Anche l’inferno del Nord può diventare paradiso e una corsa drammatica e durissima come la Parigi-Roubaix può regalare sogni immensi. L’urlo di gioia di Sonny Colbrelli dopo la volata nel velodromo è la sintesi di tutto: sofferenza, fatica, azzardo e coraggio da vendere. Perché solo così si può domare la Regina delle classiche. Il corridore che da ragazzo faceva il metalmeccanico pur di coltivare la sua passione a due ruote, ora è in cima al mondo.

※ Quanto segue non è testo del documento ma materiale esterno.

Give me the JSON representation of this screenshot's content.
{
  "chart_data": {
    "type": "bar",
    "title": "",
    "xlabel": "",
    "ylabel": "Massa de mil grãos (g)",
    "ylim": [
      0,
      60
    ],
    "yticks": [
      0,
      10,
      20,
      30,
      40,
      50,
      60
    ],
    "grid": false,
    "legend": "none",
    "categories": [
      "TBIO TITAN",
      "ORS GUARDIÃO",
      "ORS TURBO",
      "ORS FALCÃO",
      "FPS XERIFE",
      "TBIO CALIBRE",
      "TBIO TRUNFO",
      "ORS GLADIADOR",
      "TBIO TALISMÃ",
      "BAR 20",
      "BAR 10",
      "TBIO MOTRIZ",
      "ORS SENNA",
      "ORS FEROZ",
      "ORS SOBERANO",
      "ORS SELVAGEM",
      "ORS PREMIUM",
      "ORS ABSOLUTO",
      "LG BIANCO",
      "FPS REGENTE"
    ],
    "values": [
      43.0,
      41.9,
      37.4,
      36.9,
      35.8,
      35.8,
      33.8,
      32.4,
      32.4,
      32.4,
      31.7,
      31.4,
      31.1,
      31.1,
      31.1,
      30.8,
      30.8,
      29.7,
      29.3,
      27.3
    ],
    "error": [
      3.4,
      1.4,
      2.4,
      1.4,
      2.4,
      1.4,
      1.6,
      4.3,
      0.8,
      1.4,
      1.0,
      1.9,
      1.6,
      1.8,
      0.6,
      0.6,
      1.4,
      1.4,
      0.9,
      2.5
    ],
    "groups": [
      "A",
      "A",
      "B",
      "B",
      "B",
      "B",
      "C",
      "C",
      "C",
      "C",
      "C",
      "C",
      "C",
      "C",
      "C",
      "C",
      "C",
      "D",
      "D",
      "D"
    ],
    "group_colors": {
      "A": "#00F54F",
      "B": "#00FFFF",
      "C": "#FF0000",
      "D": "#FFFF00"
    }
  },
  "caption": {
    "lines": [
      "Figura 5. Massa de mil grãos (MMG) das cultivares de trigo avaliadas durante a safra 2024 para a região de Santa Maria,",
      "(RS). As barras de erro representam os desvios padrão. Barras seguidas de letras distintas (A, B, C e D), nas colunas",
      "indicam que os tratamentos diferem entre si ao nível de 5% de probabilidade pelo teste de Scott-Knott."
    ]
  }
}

È stata una stagione magica per lui, cadenzata dal successo al campionato italiano e a quello europeo. A 31 anni Sonny, si chiama così perché a sua madre piaceva il personaggio detective della serie Miami Vice – vive la sua giornata più bella, oltretutto al debutto alla Roubaix.
Era dal 1999 (con Andrea Tafi) che l’Italia non vinceva su quelle strade, ci è riuscito Colbrelli nell’edixzione più terribile degli ultimi 20 anni, con pioggia, fango, vento, cadute a ripetizione e sogni infranti. Come quello di Moscon, prima appiedato da una foratura e poi vittima di una caduta che ha fatto sfumare tutto.
Ma se un azzurro cade, un altro firma un capolavoro: batte Vermeerchs e Vander Peol e sfreccia verso la corsa dei suoi sogni. Alla partenza aveva detto ai compagni: "Ragazzi, ci vediamo sul bus, perché tanto oggi duro poco…".